February 9, 2010

Playing the Game of Architecture

Figure 1. Samuel Goslinsky House by Bernard Maybeck 
"Maybeck bowed to the simple and restrained only in the doorway pediment.  He translated Gothic tracery into wood for one window; capped the plain windows with little eyebrow hoods, tilted and speparated as if he were making a joke on the classical broken pediment; and crowned the peak of the lower roof with a dollhouse-like structure [...]. The result is a delightfully original, playful composition." 
As for Maybeck's influences...
"Maybeck's humourous architectural details may derive not only from his whimsical spirit but also from English sources.  The playfulness in the Red House stairwell that Webb designed for Morris, with its castle-turreted newel posts, may have inspired Maybeck's delightful, sometimes childlike, architectural details.  As Richard Guy Wilson expressed it: 'Red house was fulled with sly jokes ... that have been lost with time. ... Canterbury Pilgrim's porch, murals of Morris and Jane dressed in medieval costume ... the little stage upstars and more.' British architects M. H. Baillie Scott and Edwin Lutyens also enjoyed playing the 'game' of architecture."
Figure 2. view from driveway via Roman Eye on Flickr


(via Freudenheim Leslie M. Building with Nature: Inspiration for the Arts & Crafts Home.
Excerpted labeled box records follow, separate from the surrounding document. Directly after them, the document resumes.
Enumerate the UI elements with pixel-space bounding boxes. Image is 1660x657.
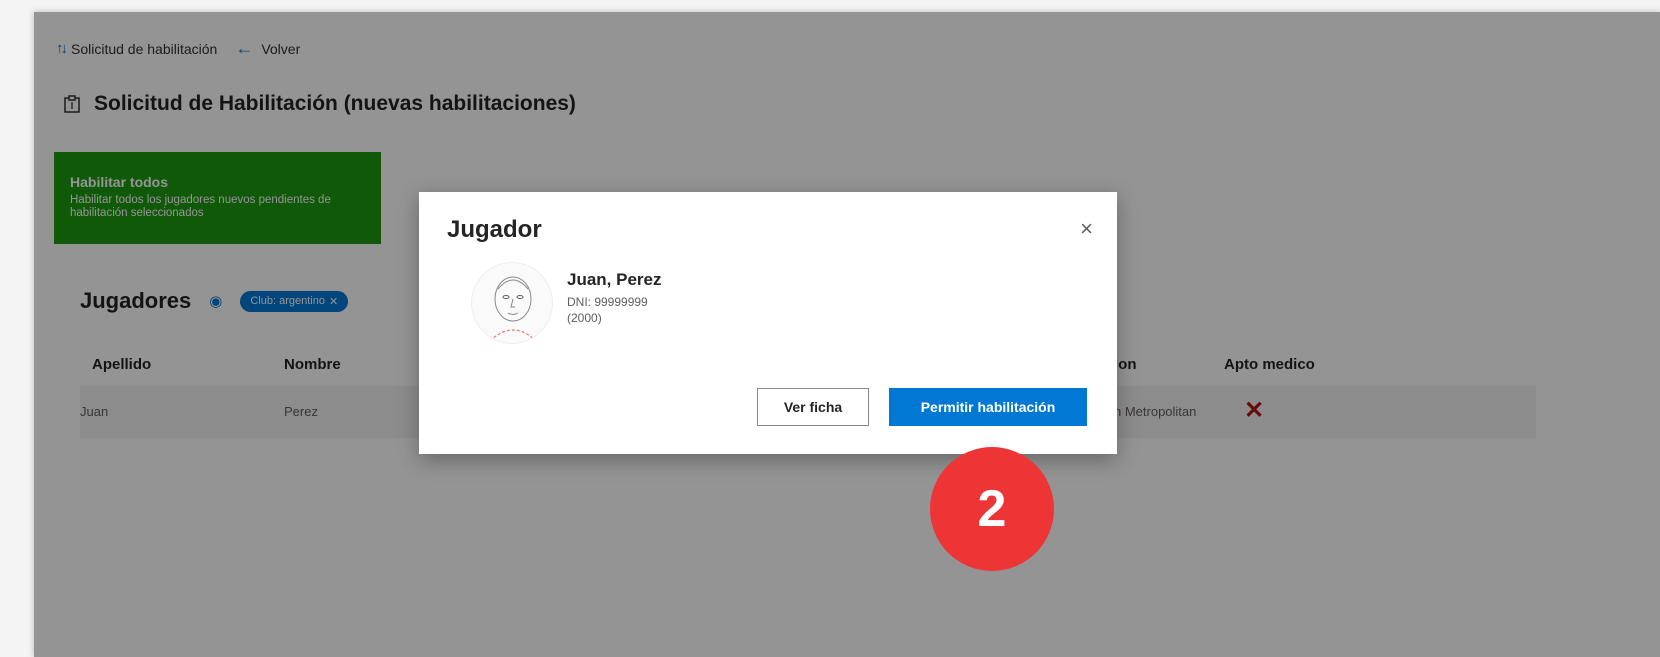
avatar [471, 262, 553, 344]
player-photo-sketch [489, 276, 537, 342]
player-dni: DNI: 99999999 [567, 295, 648, 309]
step-badge: 2 [930, 447, 1054, 571]
player-info: Juan, Perez DNI: 99999999 (2000) [567, 270, 662, 326]
dialog-title: Jugador [447, 216, 542, 243]
player-year: (2000) [567, 311, 602, 325]
close-icon[interactable]: × [1080, 216, 1093, 242]
view-profile-button[interactable]: Ver ficha [757, 388, 869, 426]
player-name: Juan, Perez [567, 270, 662, 289]
player-dialog: Jugador × Juan, Perez DNI: 99999999 (200… [419, 192, 1117, 454]
allow-enable-button[interactable]: Permitir habilitación [889, 388, 1087, 426]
Salt Lake City: Gibbs Smith, 2005.)

3 comments:

AM said...

Maybeck was such a great architect... I would loved to find out more on 1927 Civic Center, Family Service Agency(formerly, Associated Charities) building
Any help would be apreciated

sara said...

wow, look at that, very creative and inspiring, I wish I could design something like that

Jenn said...

Ha! He was a Post-modernist, WAYYY before his time.

I would talk about his stuff in my college days, and nobody knew who I was talking about.